Type plan: bestemmingsplan
Naam van het plan: Bedrijventerrein Drechthoek
Status: vastgesteld
Plan identificatie: NL.IMRO.1884.BPDrechthoek-VAS1

4.8 Duurzaamheid

Beleid
Het algemene kader voor het milieu- en duurzaamheidsbeleid van de gemeente Kaag en Braassem is vastgelegd in de Duurzaamheidsagenda “Samenwerken en Verbinden” van december 2011. Ook het klimaatbeleidheeft een directe relatie met de ruimtelijke ordening. Daarom is ook het Regionaal Klimaatprogramma 2008-2012 Holland Rijnland relevant bij ruimtelijke ontwikkelingen. In het kader van het Klimaatprogramma is een de CO2-kansenkaart opgesteld. Berekend is, dat de Kabinetsambitie een CO2-reductiedoelstelling van 600 kiloton in 2030 voor onze regio betekent. Dit klimaatbeleid is breed opgezet en bestrijkt onder meer de doelgroepen ‘woningen’, ‘bedrijven’, ‘duurzame energieproductie’, ‘bouwers en projectontwikkelaars’ en ‘mobiliteit’.
 
Planspecifiek
Voor dit project hanteert de gemeente conform de Duurzaamheidsagenda het Regionaal Beleidskader Duurzame Stedenbouw (RBDS). In dit Beleidskader is het beleid van de gemeente voor duurzame stedenbouw uitgewerkt. In de Duurzaamheidsagenda is de volgende ambitie opgenomen (p.22):
“Voor alle gebiedontwikkelingen in onze gemeente is ons uitgangspunt het basisniveau uit het RBDS, met waar mogelijk voor één of meer deelaspecten een hoger niveau. Waneer DPL als instrument wordt gebruikt, is het uitgangspunt een score van minimaal 7. We streven naar het maximaal haalbare bij de actuele stand van de techniek. Waar we zelf initiatiefnemer zijn, zetten we hier op in. Waar private partijen initiatiefnemer zijn, nodigen we deze uit om mee te gaan in ons streven.
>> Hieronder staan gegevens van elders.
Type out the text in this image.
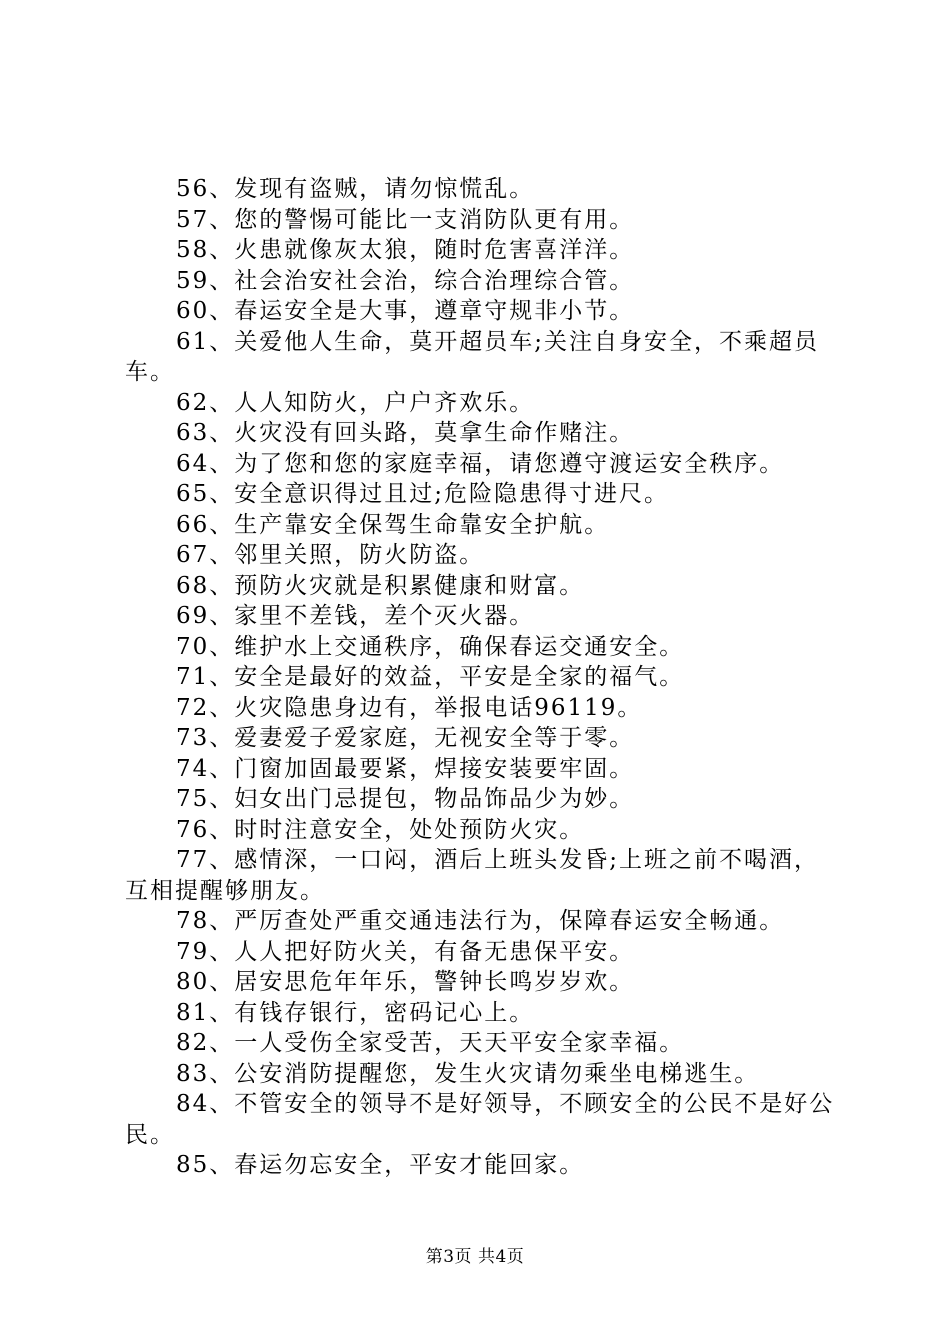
56、发现有盗贼，请勿惊慌乱。

57、您的警惕可能比一支消防队更有用。

58、火患就像灰太狼，随时危害喜洋洋。

59、社会治安社会治，综合治理综合管。

60、春运安全是大事，遵章守规非小节。

61、关爱他人生命，莫开超员车;关注自身安全，不乘超员车。

62、人人知防火，户户齐欢乐。

63、火灾没有回头路，莫拿生命作赌注。

64、为了您和您的家庭幸福，请您遵守渡运安全秩序。

65、安全意识得过且过;危险隐患得寸进尺。

66、生产靠安全保驾生命靠安全护航。

67、邻里关照，防火防盗。

68、预防火灾就是积累健康和财富。

69、家里不差钱，差个灭火器。

70、维护水上交通秩序，确保春运交通安全。

71、安全是最好的效益，平安是全家的福气。

72、火灾隐患身边有，举报电话96119。

73、爱妻爱子爱家庭，无视安全等于零。

74、门窗加固最要紧，焊接安装要牢固。

75、妇女出门忌提包，物品饰品少为妙。

76、时时注意安全，处处预防火灾。

77、感情深，一口闷，酒后上班头发昏;上班之前不喝酒，互相提醒够朋友。

78、严厉查处严重交通违法行为，保障春运安全畅通。

79、人人把好防火关，有备无患保平安。

80、居安思危年年乐，警钟长鸣岁岁欢。

81、有钱存银行，密码记心上。

82、一人受伤全家受苦，天天平安全家幸福。

83、公安消防提醒您，发生火灾请勿乘坐电梯逃生。

84、不管安全的领导不是好领导，不顾安全的公民不是好公民。

85、春运勿忘安全，平安才能回家。

第3页 共4页
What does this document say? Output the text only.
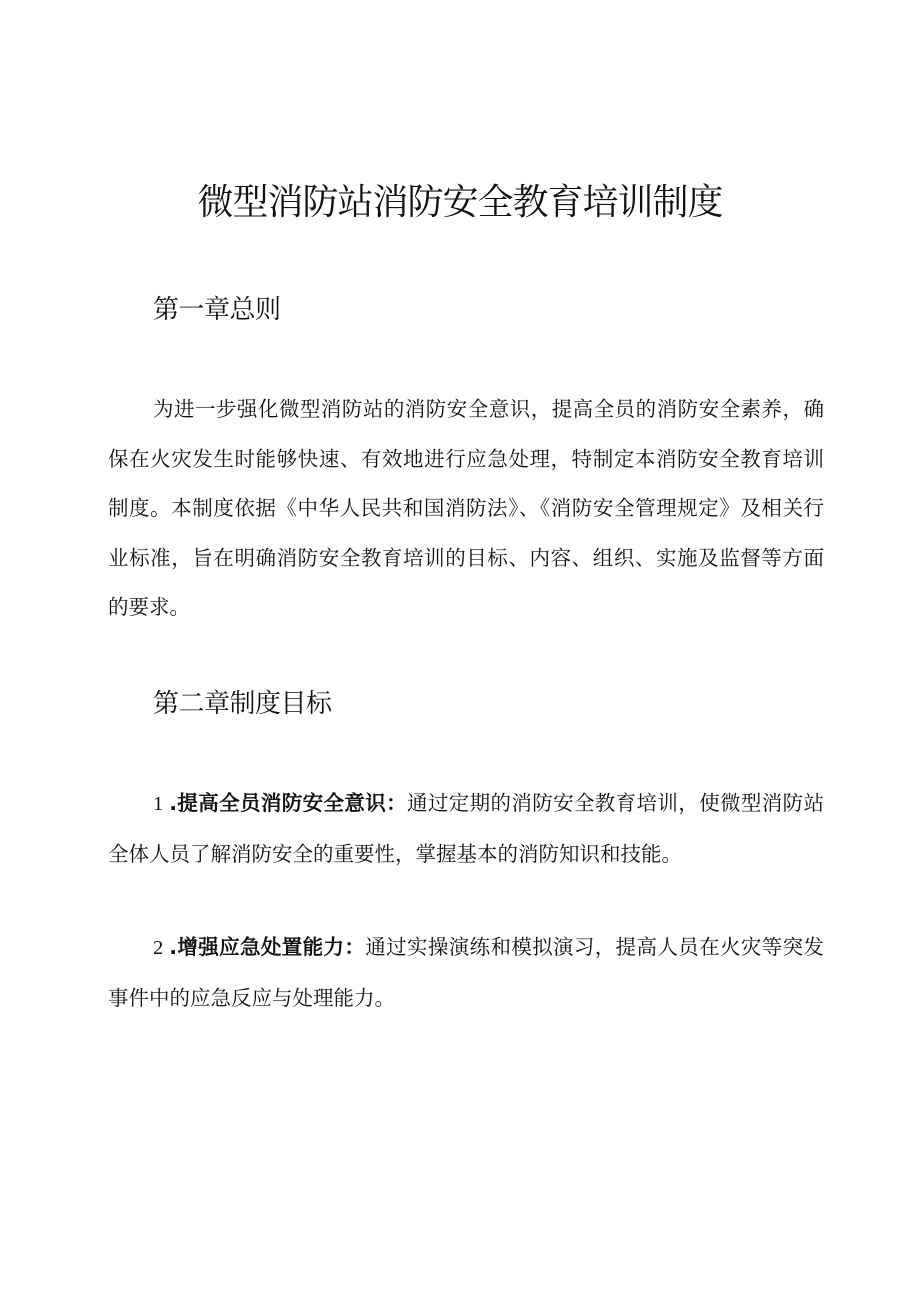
微型消防站消防安全教育培训制度
第一章总则

为进一步强化微型消防站的消防安全意识，提高全员的消防安全素养，确保在火灾发生时能够快速、有效地进行应急处理，特制定本消防安全教育培训制度。本制度依据《中华人民共和国消防法》、《消防安全管理规定》及相关行业标准，旨在明确消防安全教育培训的目标、内容、组织、实施及监督等方面的要求。

第二章制度目标

1 .提高全员消防安全意识：通过定期的消防安全教育培训，使微型消防站全体人员了解消防安全的重要性，掌握基本的消防知识和技能。

2 .增强应急处置能力：通过实操演练和模拟演习，提高人员在火灾等突发事件中的应急反应与处理能力。
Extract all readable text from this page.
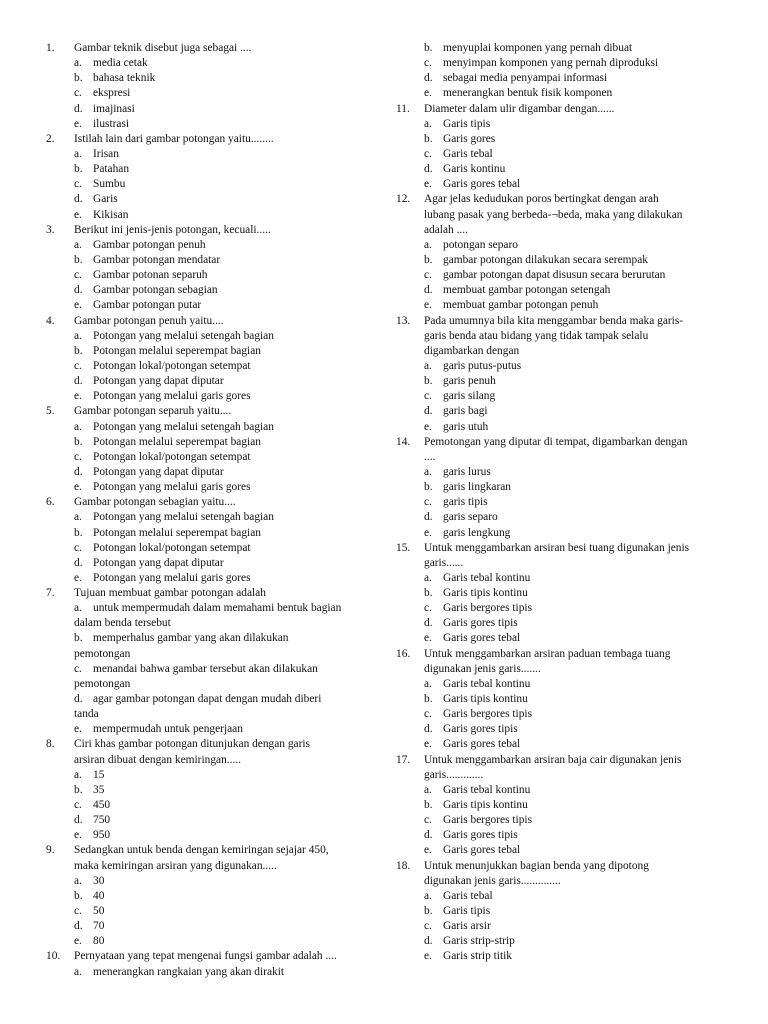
1.	Gambar teknik disebut juga sebagai ....
a. media cetak
b. bahasa teknik
c. ekspresi
d. imajinasi
e. ilustrasi
2.	Istilah lain dari gambar potongan yaitu........
a. Irisan
b. Patahan
c. Sumbu
d. Garis
e. Kikisan
3.	Berikut ini jenis-jenis potongan, kecuali.....
a. Gambar potongan penuh
b. Gambar potongan mendatar
c. Gambar potonan separuh
d. Gambar potongan sebagian
e. Gambar potongan putar
4.	Gambar potongan penuh yaitu....
a. Potongan yang melalui setengah bagian
b. Potongan melalui seperempat bagian
c. Potongan lokal/potongan setempat
d. Potongan yang dapat diputar
e. Potongan yang melalui garis gores
5.	Gambar potongan separuh yaitu....
a. Potongan yang melalui setengah bagian
b. Potongan melalui seperempat bagian
c. Potongan lokal/potongan setempat
d. Potongan yang dapat diputar
e. Potongan yang melalui garis gores
6.	Gambar potongan sebagian yaitu....
a. Potongan yang melalui setengah bagian
b. Potongan melalui seperempat bagian
c. Potongan lokal/potongan setempat
d. Potongan yang dapat diputar
e. Potongan yang melalui garis gores
7.	Tujuan membuat gambar potongan adalah
a. untuk mempermudah dalam memahami bentuk bagian
dalam benda tersebut
b. memperhalus gambar yang akan dilakukan
pemotongan
c. menandai bahwa gambar tersebut akan dilakukan
pemotongan
d. agar gambar potongan dapat dengan mudah diberi
tanda
e. mempermudah untuk pengerjaan
8.	Ciri khas gambar potongan ditunjukan dengan garis
arsiran dibuat dengan kemiringan.....
a. 15
b. 35
c. 450
d. 750
e. 950
9.	Sedangkan untuk benda dengan kemiringan sejajar 450,
maka kemiringan arsiran yang digunakan.....
a. 30
b. 40
c. 50
d. 70
e. 80
10.	Pernyataan yang tepat mengenai fungsi gambar adalah ....
a. menerangkan rangkaian yang akan dirakit
b. menyuplai komponen yang pernah dibuat
c. menyimpan komponen yang pernah diproduksi
d. sebagai media penyampai informasi
e. menerangkan bentuk fisik komponen
11.	Diameter dalam ulir digambar dengan......
a. Garis tipis
b. Garis gores
c. Garis tebal
d. Garis kontinu
e. Garis gores tebal
12.	Agar jelas kedudukan poros bertingkat dengan arah
lubang pasak yang berbeda-¬beda, maka yang dilakukan
adalah ....
a. potongan separo
b. gambar potongan dilakukan secara serempak
c. gambar potongan dapat disusun secara berurutan
d. membuat gambar potongan setengah
e. membuat gambar potongan penuh
13.	Pada umumnya bila kita menggambar benda maka garis-
garis benda atau bidang yang tidak tampak selalu
digambarkan dengan
a. garis putus-putus
b. garis penuh
c. garis silang
d. garis bagi
e. garis utuh
14.	Pemotongan yang diputar di tempat, digambarkan dengan
....
a. garis lurus
b. garis lingkaran
c. garis tipis
d. garis separo
e. garis lengkung
15.	Untuk menggambarkan arsiran besi tuang digunakan jenis
garis......
a. Garis tebal kontinu
b. Garis tipis kontinu
c. Garis bergores tipis
d. Garis gores tipis
e. Garis gores tebal
16.	Untuk menggambarkan arsiran paduan tembaga tuang
digunakan jenis garis.......
a. Garis tebal kontinu
b. Garis tipis kontinu
c. Garis bergores tipis
d. Garis gores tipis
e. Garis gores tebal
17.	Untuk menggambarkan arsiran baja cair digunakan jenis
garis.............
a. Garis tebal kontinu
b. Garis tipis kontinu
c. Garis bergores tipis
d. Garis gores tipis
e. Garis gores tebal
18.	Untuk menunjukkan bagian benda yang dipotong
digunakan jenis garis..............
a. Garis tebal
b. Garis tipis
c. Garis arsir
d. Garis strip-strip
e. Garis strip titik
We ondersteunen hen daarbij maximaal”.
 
Het Beleidskader gaat uit van de fasen in het bouwproces en geeft aan op welk moment en op welke wijze duurzaamheid in het planproces een plaats kan krijgen. Duurzaamheid is hierbij ruim gedefinieerd (‘People, Planet, Profit’; de drie P’s). In een ambitietabel zijn deze ambities overzichtelijk weergegeven. Door ambities integraal af te wegen en de kansen die een gebied heeft te analyseren, wordt het mogelijk om onderwerpen te kiezen waarvoor een extra ambitie wordt toegepast. Bij de uitwerking van de plannen wordt een energievisie opgesteld en de ambitietabel ingevuld. Mogelijke gevolgen voor het exploitatieplan worden meegenomen bij de jaarlijkse actualisatie van het exploitatieplan.
 
Voor ruimtelijke plannen groter dan 5 hectare is het ontwerp daarnaast van voldoende grootte om doorgerekend worden met het instrument Duurzaamheid Prestatie van een Locatie (DPL). Bij de ontwikkeling vanaf 50 woningen of 5.000 m2 BVO bedrijfsgebouwen dienen de kansen voor CO2-reductie onderzocht te worden inclusief een berekening van de te realiseren CO2-reductie. Vanaf 200 woningen of 20.000 m2 BVO bedrijfsgebouwen dient een energievisie opgesteld te worden. Een energievisie is een studie naar de vraag naar en opwekking van energie warmte (stadsverwarming), koude, elektriciteit). Daarbij worden diverse functies onderscheiden (zoals wonen, kantoor, bedrijven en voorzieningen). Per functie wordt de energievraag bepaald. Vervolgens wordt bekeken of de energievraag op gebouwniveau kan worden beperkt door bijvoorbeeld warmte-isolatie, een ‘slimme’ indeling van gebouwen en energiebesparende installaties. Voor de resterende energievraag wordt bekeken in hoeverre er duurzame energiebronnen ingezet kunnen worden. Doel hierbij is om te komen tot 18 -100 % reductie van de CO2-uitstoot, afhankelijk van de schaal van de ruimtelijke ontwikkeling.